Bad news, friends, is made for under-the-carpet shoving. I mean, the really, really bad news. Bad news that embarrass but can be diverted into the accounts of individuals and not collectives or systems does get aired and perhaps this is why the wide-eyed about and in the USA believe that it is a functioning and vibrant democracy. It remains, however, as bad as it was when Malcolm X famously opined in the early sixties: ‘US democracy is actually hypocrisy and as for the “American Dream”, it is in reality a nightmare’.

Is this a USA-disease, though? Tony’s comment is valid for other parts of the world as well, other ‘democracies’ and ‘sunshine places’. There is a reason why pickpockets and pickpocketing make the headlines but corporate crooks and crookedness rarely does. The latter have the bucks and connections; they boost the advertising revenue of those who might undress them and routinely fund political campaigns to make sure they have adequate cover by way of political insurance.

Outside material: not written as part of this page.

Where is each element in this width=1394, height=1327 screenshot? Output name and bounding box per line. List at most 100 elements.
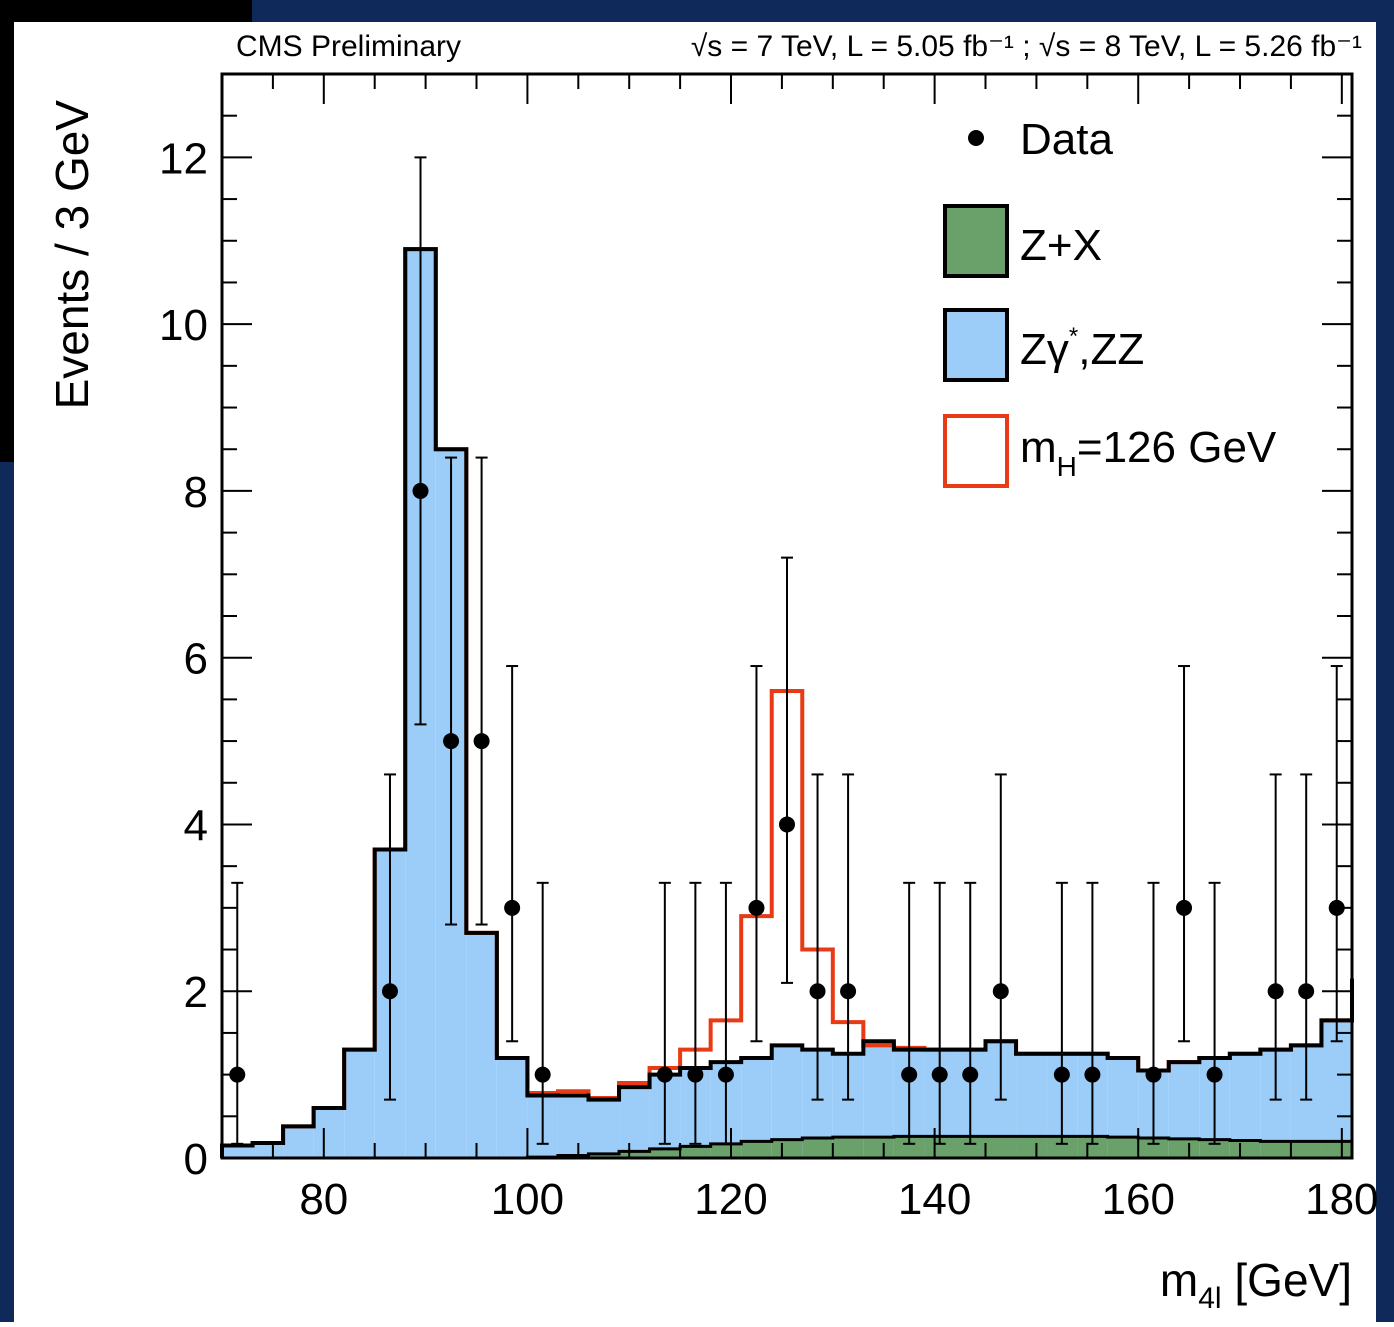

The truth comes channelled, if it ever does. If we are not alert or critical, we would take things at face value, not realizing that half-baked is the standard. I return again and again to that brilliant tagline of the radical communications outfit Indy Media, which came into prominent during the anti-WTO protests in November 1999: Be the media.

We are all communicators. We pass information around. We absorb information. We reflect and synthesize. We might as well go about it seriously. We might as well pinch ‘given’ truth, dig deeper than expected of us, break silence and shout, and if that’s too loud for comfort, whisper!

If you are not willing to read between the lines and still want to be informed, you can stop buying newspapers. The same goes for television and radio. You don’t have to ruin the pavement if it unsettles aesthetic sensitivity, but you can most certainly grow things in your garden or apartment, for there is ‘Guerilla Gardening’ and ‘Urban Agriculture’ too. You can ‘google’, and if you are smart you’ll realize that search engines are also structured mechanisms for misinformation. You can therefore ‘scroll down’, or go to the 6th ‘o’ in goooooogle or even further away from ‘main page’. Being the media is hard work. It is fun, though. I would say ‘probably necessary’ in this Age of Communications.